Dienstag 15 Dezember 2020, 05:23

Renard: "Ich fordere nicht, 'Wählt mich, wählt eine Abwehrspielerin'"

  • Wendie Renard ist für die Auszeichnung The Best – FIFA-Weltfussballerin 2020 nominiert

  • Im vergangenen Jahr gehörte sie der ersten FIFA/FIFPro World11 – Frauen an

  • Auch 2020 gewann sie das Triple aus Meisterschaft, Pokal und UEFA Champions League

Vierzehnfache französische Meisterin, neunfache französische Pokalsiegerin und siebenmalige Titelträgerin in der UEFA Champions League der Frauen. Wohl kaum eine Spielerin auf der Welt kann derart viele Trophäen vorweisen wie Wendie Renard. Die langjährige Spielführerin von Olympique Lyon ist Führungsfigur eines Teams, das einmal mehr dabei ist, im Frauenfussball Geschichte zu schreiben. Mit dem französischen Serienmeister hat sie alles gewonnen, was es zu gewinnen gibt. Einzig eine individuelle Trophäe fehlt ihr noch in ihrer beeindruckenden Titelsammlung: die Auszeichnung als The Best – FIFA-Weltfussballerin.

Einmal mehr hofft die auf Martinique geborene Ausnahmespielerin, sich in eine Siegerliste einzutragen und ihrer persönlichen sowie der Geschichte ihres Klubs, dem sie immer treu geblieben ist, ein weiteres Erfolgskapitel hinzuzufügen.
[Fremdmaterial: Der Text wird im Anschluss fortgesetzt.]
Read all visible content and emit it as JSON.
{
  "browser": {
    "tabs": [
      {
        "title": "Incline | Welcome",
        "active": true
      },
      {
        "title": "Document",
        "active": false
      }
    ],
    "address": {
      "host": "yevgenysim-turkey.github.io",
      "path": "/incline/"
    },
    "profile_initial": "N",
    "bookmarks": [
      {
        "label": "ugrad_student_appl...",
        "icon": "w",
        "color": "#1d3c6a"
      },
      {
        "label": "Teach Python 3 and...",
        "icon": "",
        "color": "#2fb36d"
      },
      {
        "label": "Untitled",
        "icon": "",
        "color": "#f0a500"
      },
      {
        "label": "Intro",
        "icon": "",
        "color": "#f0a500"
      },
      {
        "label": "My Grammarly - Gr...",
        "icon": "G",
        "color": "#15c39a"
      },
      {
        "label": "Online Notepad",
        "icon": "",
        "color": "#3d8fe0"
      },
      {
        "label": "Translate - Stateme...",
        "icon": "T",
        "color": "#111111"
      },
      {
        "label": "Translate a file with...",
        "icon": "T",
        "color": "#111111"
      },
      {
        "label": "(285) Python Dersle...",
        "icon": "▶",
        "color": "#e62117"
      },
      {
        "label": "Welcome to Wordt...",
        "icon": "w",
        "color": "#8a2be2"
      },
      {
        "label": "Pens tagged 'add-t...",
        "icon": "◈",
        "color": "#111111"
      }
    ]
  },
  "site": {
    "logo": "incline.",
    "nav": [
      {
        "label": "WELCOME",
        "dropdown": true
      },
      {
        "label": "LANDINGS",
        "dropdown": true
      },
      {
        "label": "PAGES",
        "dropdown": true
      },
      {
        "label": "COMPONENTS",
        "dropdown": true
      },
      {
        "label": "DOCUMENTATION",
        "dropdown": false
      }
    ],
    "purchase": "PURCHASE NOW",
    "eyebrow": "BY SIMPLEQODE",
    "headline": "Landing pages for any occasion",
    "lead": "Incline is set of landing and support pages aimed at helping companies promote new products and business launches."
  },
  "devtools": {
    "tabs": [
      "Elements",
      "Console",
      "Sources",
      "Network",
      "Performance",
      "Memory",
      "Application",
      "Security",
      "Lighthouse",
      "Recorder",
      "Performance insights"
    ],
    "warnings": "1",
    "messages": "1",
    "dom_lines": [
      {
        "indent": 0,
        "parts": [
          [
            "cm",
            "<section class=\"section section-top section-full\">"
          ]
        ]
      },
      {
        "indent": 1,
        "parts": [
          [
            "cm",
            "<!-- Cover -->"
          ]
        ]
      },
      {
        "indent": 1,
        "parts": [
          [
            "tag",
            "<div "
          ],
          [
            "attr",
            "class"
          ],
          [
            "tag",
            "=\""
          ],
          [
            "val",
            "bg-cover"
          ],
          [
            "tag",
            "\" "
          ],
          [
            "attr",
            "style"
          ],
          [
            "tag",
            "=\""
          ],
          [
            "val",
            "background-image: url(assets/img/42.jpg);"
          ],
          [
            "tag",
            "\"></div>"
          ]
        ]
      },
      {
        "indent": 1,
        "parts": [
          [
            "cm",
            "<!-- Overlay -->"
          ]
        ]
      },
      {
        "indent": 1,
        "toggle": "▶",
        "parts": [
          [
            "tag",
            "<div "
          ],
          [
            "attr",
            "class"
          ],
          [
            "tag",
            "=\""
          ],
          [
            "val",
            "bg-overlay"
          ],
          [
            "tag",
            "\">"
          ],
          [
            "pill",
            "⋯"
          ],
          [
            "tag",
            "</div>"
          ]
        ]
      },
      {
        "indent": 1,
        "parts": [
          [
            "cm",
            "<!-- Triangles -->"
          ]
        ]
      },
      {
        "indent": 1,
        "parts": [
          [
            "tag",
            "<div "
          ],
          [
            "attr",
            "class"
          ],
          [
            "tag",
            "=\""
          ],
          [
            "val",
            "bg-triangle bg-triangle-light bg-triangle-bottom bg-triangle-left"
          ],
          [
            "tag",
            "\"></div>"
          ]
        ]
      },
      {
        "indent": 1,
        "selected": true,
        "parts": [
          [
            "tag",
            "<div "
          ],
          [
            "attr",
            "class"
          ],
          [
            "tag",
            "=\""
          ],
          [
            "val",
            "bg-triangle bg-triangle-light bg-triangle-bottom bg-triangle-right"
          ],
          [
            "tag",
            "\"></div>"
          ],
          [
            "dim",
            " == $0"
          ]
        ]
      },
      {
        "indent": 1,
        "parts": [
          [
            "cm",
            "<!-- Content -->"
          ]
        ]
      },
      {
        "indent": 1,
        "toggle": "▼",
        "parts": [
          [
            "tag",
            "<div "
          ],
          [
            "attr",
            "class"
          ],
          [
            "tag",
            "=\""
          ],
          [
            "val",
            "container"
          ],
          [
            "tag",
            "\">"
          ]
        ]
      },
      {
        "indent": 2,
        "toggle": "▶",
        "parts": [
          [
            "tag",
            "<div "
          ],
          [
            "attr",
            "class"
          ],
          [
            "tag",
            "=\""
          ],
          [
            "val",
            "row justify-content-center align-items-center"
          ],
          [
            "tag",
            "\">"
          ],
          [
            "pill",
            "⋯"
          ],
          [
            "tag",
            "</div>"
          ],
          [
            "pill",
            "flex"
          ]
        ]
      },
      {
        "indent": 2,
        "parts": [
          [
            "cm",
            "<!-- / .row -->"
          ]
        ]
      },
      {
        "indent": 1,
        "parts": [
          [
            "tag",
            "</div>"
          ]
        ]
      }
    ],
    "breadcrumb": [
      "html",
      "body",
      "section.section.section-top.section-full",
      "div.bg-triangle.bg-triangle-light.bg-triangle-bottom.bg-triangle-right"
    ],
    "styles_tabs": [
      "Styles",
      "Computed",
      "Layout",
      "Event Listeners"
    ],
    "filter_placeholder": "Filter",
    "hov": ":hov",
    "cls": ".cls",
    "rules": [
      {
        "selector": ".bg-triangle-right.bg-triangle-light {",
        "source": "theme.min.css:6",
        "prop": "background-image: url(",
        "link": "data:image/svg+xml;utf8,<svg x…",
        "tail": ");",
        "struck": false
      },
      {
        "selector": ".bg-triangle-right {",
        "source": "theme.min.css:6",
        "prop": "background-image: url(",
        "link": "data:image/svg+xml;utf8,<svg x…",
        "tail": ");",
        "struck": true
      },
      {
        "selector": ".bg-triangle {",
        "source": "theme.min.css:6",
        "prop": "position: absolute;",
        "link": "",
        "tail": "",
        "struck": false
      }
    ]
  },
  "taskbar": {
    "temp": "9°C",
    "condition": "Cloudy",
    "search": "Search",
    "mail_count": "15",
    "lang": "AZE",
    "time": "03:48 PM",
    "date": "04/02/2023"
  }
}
FIFA.com hat sich mit der französischen Internationalen (122 Einsätze, 25 Tore) zum Interview getroffen.

Wendie, Sie sind für die Auszeichnung The Best – FIFA-Weltfussballerin 2020 nominiert. Wie fühlt es sich an, im Rennen um eine individuelle Auszeichnung dabei zu sein, nachdem man so viele Teamtrophäen gewonnen hat?

Es ist immer eine Ehre, für eine solche Auszeichnung nominiert zu werden. In diesem Fall bin ich nicht die einzige Akteurin von Lyon. Das zeigt, dass wir im Kollektiv eine herausragende Saison gespielt haben. Natürlich gibt es im Saisonverlauf immer Höhen und Tiefen, doch das Ziel lautet am Ende, so viele Erfolge wie möglich zu holen. Dieser Titel, auch wenn es sich um eine individuelle Auszeichnung handelt, wäre ein besonderer Lohn, ein willkommenes Extra. Allein die Nominierung ist eine Ehre. Alles andere wird die nahe Zukunft zeigen.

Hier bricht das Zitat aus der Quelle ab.